Let’s assume the following string is given:
s = "this is a test"
I want to get a list of all the 2-word pairs from the string.
Here is one attempt:
import re
re.findall('[a-z]+\s[a-z]+', s)
The result is not satisfactory:
['this is', 'a test']
findall() returns non-overlapping matches. In this context this means that the pair “is a” will not be returned, since “is” was already matched in the “this is” string.

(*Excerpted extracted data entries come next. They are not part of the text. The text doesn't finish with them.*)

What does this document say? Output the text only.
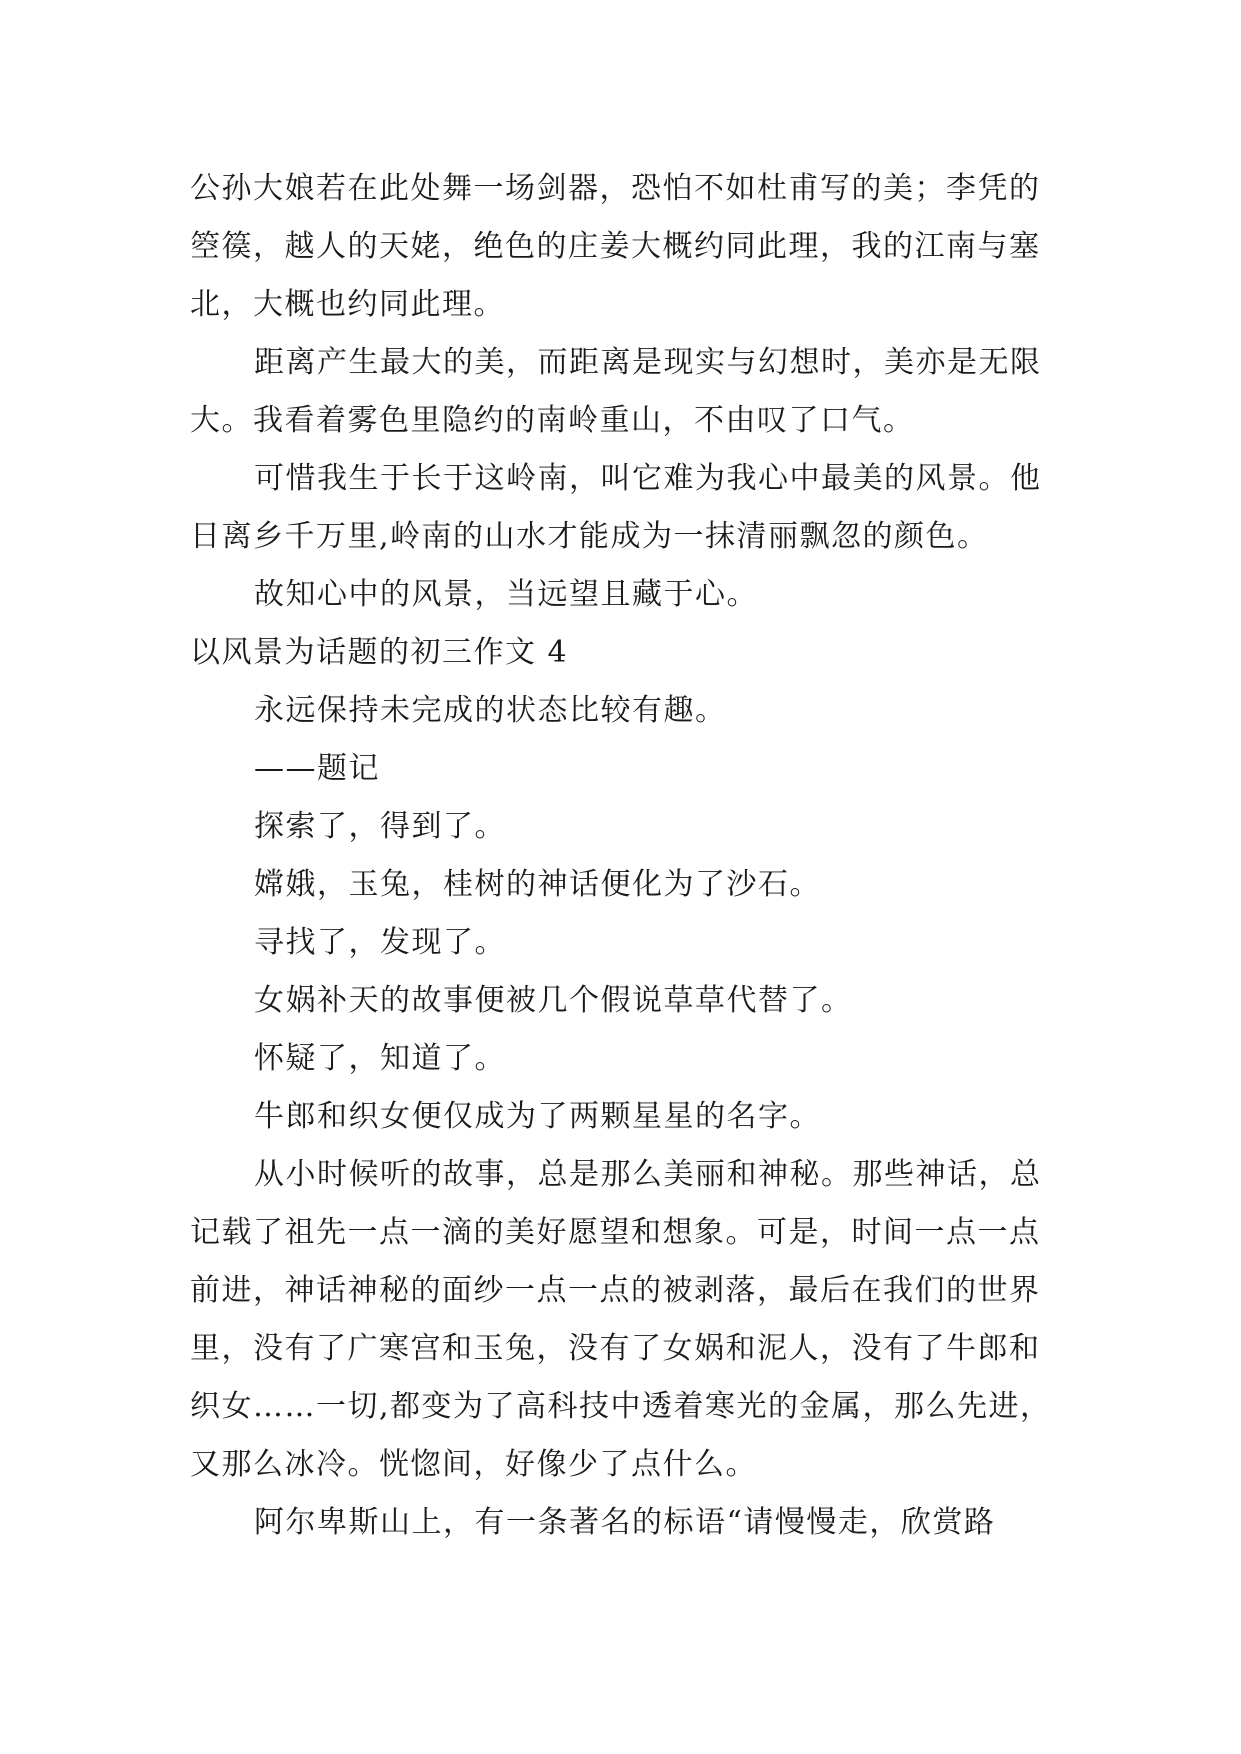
公孙大娘若在此处舞一场剑器，恐怕不如杜甫写的美；李凭的箜篌，越人的天姥，绝色的庄姜大概约同此理，我的江南与塞北，大概也约同此理。

距离产生最大的美，而距离是现实与幻想时，美亦是无限大。我看着雾色里隐约的南岭重山，不由叹了口气。

可惜我生于长于这岭南，叫它难为我心中最美的风景。他日离乡千万里,岭南的山水才能成为一抹清丽飘忽的颜色。

故知心中的风景，当远望且藏于心。

以风景为话题的初三作文 4

永远保持未完成的状态比较有趣。

——题记

探索了，得到了。

嫦娥，玉兔，桂树的神话便化为了沙石。

寻找了，发现了。

女娲补天的故事便被几个假说草草代替了。

怀疑了，知道了。

牛郎和织女便仅成为了两颗星星的名字。

从小时候听的故事，总是那么美丽和神秘。那些神话，总记载了祖先一点一滴的美好愿望和想象。可是，时间一点一点前进，神话神秘的面纱一点一点的被剥落，最后在我们的世界里，没有了广寒宫和玉兔，没有了女娲和泥人，没有了牛郎和织女……一切,都变为了高科技中透着寒光的金属，那么先进，又那么冰冷。恍惚间，好像少了点什么。

阿尔卑斯山上，有一条著名的标语“请慢慢走，欣赏路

This returns a complete list of pairings:
words = re.findall("[a-z]+", s)
maxPos = len(words) - 1
currentPos = 0
while currentPos < maxPos:
print words[currentPos: currentPos + 2]
currentPos += 1
Here is the result:
['this', 'is']
['is', 'a']
['a', 'test']
Generalizing this to make it usable for n-grams of sizes other than two:
def getNGrams(words, n):
maxPos = len(words) - n + 1
currentPos = 0
while currentPos < maxPos:
print words[currentPos: currentPos + 3]
currentPos += 1
Here is how that works for n = 3:
>>> getNGrams(words, 3)
['this', 'is', 'a']
['is', 'a', 'test']
It is probably more interesting to have that functions return a list of n-grams along with frequency information.
Also, this seems reasonably quick, using larger strings (> 200,000 words). Still I wonder, if this can be accomplished using only regular expressions.